Figueres went on to add that she previously felt that the world's polluting coal, oil, and gas companies should have a role in these talks.

"I'm actually giving up hope on that," she said, adding that it was "unforgivable" that the industries funnelled the bumper profits of recent years into shareholder dividends and lobbying efforts — rather than invest in renewable energy technologies.

She also asked for greater openness about the COP presidency, which is now held by the UAE's Sultan Al Jaber, who is also the president of the Emirates' state oil and gas business.

In response to BBC reports of leaked papers indicating that the UAE planned to use its role in hosting the climate conference to secure fossil fuel agreements, Figueres stated that if accurate, the claims would constitute a "serious breach of the COP presidency's responsibility."

"It is not a meeting to advance the interests of the oil and gas industry," she told PBS News in a linked interview hosted by the organisation Covering Climate Now.

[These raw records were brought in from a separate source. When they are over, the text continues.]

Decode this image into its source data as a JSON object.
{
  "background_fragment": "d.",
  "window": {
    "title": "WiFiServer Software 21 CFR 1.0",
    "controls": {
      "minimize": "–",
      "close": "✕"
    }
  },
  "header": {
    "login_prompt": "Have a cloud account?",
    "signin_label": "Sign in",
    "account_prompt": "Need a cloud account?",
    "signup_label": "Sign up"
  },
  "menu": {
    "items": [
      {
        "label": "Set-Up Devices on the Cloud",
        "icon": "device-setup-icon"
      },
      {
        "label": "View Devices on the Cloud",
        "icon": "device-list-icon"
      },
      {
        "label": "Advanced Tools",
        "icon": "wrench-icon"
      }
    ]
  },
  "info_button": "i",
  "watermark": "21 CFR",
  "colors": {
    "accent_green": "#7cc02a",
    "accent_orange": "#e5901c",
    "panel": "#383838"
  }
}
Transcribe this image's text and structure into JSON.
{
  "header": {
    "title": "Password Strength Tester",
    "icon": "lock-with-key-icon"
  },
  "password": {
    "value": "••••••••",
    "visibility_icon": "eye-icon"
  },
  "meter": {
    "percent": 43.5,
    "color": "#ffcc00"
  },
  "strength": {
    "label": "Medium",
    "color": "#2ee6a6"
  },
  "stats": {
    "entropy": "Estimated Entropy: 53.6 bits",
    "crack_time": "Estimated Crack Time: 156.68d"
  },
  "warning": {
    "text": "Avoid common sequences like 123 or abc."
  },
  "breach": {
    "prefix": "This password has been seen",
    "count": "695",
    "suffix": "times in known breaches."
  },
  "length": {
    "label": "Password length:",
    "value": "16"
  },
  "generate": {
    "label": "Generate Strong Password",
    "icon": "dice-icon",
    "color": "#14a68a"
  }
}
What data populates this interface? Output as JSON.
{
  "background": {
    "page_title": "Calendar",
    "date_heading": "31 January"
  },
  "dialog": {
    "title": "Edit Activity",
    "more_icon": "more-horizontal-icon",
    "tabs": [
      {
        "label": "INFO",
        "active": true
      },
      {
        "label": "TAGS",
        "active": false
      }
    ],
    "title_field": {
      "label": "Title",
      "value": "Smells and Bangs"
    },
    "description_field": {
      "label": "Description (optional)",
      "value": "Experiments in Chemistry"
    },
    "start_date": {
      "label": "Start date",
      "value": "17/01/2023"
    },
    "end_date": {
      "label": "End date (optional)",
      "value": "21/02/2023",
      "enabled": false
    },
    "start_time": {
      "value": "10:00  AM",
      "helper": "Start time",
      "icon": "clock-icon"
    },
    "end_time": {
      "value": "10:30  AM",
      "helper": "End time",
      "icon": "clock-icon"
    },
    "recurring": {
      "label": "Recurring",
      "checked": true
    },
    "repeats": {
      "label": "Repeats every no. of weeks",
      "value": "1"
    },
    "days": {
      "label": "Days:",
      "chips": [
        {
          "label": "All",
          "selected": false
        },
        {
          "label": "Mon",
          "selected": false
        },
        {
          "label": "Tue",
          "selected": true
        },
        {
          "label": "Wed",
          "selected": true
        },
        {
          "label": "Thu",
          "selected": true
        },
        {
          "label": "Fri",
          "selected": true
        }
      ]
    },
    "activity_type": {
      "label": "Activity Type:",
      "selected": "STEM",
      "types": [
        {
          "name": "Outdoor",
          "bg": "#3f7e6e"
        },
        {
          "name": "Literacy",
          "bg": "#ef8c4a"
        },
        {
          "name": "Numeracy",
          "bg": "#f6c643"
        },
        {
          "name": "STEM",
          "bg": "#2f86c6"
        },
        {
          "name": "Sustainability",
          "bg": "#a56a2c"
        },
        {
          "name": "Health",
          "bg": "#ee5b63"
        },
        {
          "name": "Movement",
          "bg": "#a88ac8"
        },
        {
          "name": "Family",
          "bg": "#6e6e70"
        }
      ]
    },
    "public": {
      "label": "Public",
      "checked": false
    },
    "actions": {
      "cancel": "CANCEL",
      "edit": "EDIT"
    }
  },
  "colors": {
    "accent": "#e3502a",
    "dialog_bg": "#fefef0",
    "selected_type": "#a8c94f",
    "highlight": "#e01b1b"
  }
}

"This is a convening of all the governments in the world to advance the protection of the planet... precisely because of the negative consequences of mostly the operation of the oil and gas industry."

Jaber strongly denied the BBC reports Wednesday, saying they were "false, not true, incorrect".

Global climate negotiations largely avoided mentioning fossil fuels for decades, until Glasgow's COP26 agreed to "phasedown" unfiltered coal power and the "phase-out of inefficient fossil fuel subsidies", AFP reported.

Momentum has grown since a pledge to transition from fossil fuels, with a surge in renewables and electric vehicles boosting optimism for achieving climate goals.

The 2015 Paris deal, involving nearly 200 nations, aimed to limit global warming to "well below" two degrees Celsius since the preindustrial era and preferably a safer threshold of 1.5°C.